Out of the chaos of the French Revolution rose one of history's most dazzling and dangerous figures: Napoleon Bonaparte (1769-1821). A brilliant young artillery officer from Corsica, he won stunning victories for the Revolution, then in 1799 seized power in a coup, and in 1804 crowned himself Emperor of the French — the act that so enraged Beethoven (Week 27). Napoleon was a paradox. On one hand, he was the Revolution's heir: he spread its reforms across Europe, established the Napoleonic Code (a clear, rational system of law that still underlies much of European and Louisiana law), promoted talent over birth, and made peace with the Church through the Concordat of 1801, restoring Catholic worship in France. On the other hand, he betrayed the Revolution's ideal of liberty: he made himself an absolute ruler, censored the press, and plunged Europe into nearly continuous war to feed his ambition.
For a decade Napoleon dominated Europe, his armies seemingly invincible — until two disasters destroyed him. His catastrophic invasion of Russia in 1812 lost him a huge army to the brutal Russian winter, and in 1815 he was finally crushed at Waterloo. Exiled to the remote island of St. Helena, he died there in 1821. Napoleon is the great cautionary figure of the revolutionary age: a man of genuine genius and real achievements who could not master his own ambition — the very opposite of George Washington, who laid down power. The Revolution had promised liberty; it ended in an emperor. Napoleon embodies both what revolutions can build and how they can betray themselves.
Resources
Discussion Questions
- 1In what ways was Napoleon the HEIR of the Revolution, and in what ways its BETRAYER?
- 2Compare Napoleon and George Washington: what is the key difference in how each handled power?

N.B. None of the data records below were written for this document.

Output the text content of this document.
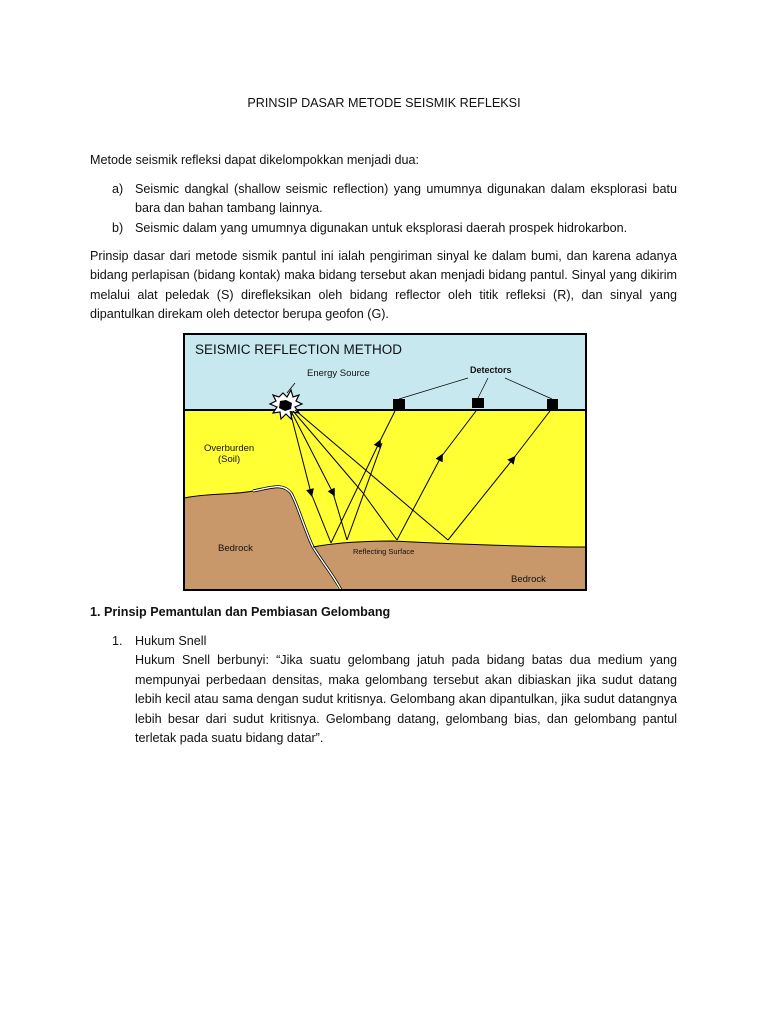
PRINSIP DASAR METODE SEISMIK REFLEKSI
Metode seismik refleksi dapat dikelompokkan menjadi dua:
a) Seismic dangkal (shallow seismic reflection) yang umumnya digunakan dalam eksplorasi batu bara dan bahan tambang lainnya.
b) Seismic dalam yang umumnya digunakan untuk eksplorasi daerah prospek hidrokarbon.
Prinsip dasar dari metode sismik pantul ini ialah pengiriman sinyal ke dalam bumi, dan karena adanya bidang perlapisan (bidang kontak) maka bidang tersebut akan menjadi bidang pantul. Sinyal yang dikirim melalui alat peledak (S) direfleksikan oleh bidang reflector oleh titik refleksi (R), dan sinyal yang dipantulkan direkam oleh detector berupa geofon (G).
SEISMIC REFLECTION METHOD
Energy Source	Detectors
Overburden
(Soil)
Bedrock	Reflecting Surface
Bedrock
1. Prinsip Pemantulan dan Pembiasan Gelombang
1. Hukum Snell
Hukum Snell berbunyi: “Jika suatu gelombang jatuh pada bidang batas dua medium yang mempunyai perbedaan densitas, maka gelombang tersebut akan dibiaskan jika sudut datang lebih kecil atau sama dengan sudut kritisnya. Gelombang akan dipantulkan, jika sudut datangnya lebih besar dari sudut kritisnya. Gelombang datang, gelombang bias, dan gelombang pantul terletak pada suatu bidang datar”.
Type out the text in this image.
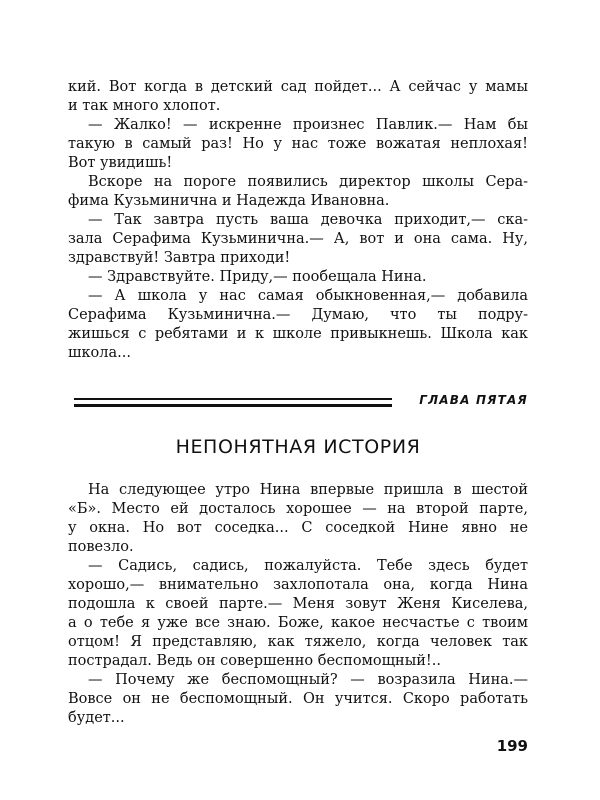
кий. Вот когда в детский сад пойдет... А сейчас у мамы
и так много хлопот.
— Жалко! — искренне произнес Павлик.— Нам бы
такую в самый раз! Но у нас тоже вожатая неплохая!
Вот увидишь!
Вскоре на пороге появились директор школы Сера-
фима Кузьминична и Надежда Ивановна.
— Так завтра пусть ваша девочка приходит,— ска-
зала Серафима Кузьминична.— А, вот и она сама. Ну,
здравствуй! Завтра приходи!
— Здравствуйте. Приду,— пообещала Нина.
— А школа у нас самая обыкновенная,— добавила
Серафима Кузьминична.— Думаю, что ты подру-
жишься с ребятами и к школе привыкнешь. Школа как
школа...
ГЛАВА ПЯТАЯ
НЕПОНЯТНАЯ ИСТОРИЯ
На следующее утро Нина впервые пришла в шестой
«Б». Место ей досталось хорошее — на второй парте,
у окна. Но вот соседка... С соседкой Нине явно не
повезло.
— Садись, садись, пожалуйста. Тебе здесь будет
хорошо,— внимательно захлопотала она, когда Нина
подошла к своей парте.— Меня зовут Женя Киселева,
а о тебе я уже все знаю. Боже, какое несчастье с твоим
отцом! Я представляю, как тяжело, когда человек так
пострадал. Ведь он совершенно беспомощный!..
— Почему же беспомощный? — возразила Нина.—
Вовсе он не беспомощный. Он учится. Скоро работать
будет...
199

- 3Was Napoleon a great man, a tyrant, or both? Defend your answer with evidence.
Add Napoleon to your historical-figures timeline (1769-1821; Emperor 1804; Russia 1812; Waterloo 1815). Write one sentence contrasting Napoleon and Washington on the question of power.
Vocabulary
- Napoleonic Code
- Napoleon's clear, unified system of civil law, still influential across Europe and in Louisiana.
- coup
- A sudden, often forceful seizure of government power.
Napoleon: crowned Emperor 1804; invaded Russia 1812; defeated at Waterloo 1815. The Revolution promised liberty and produced an emperor.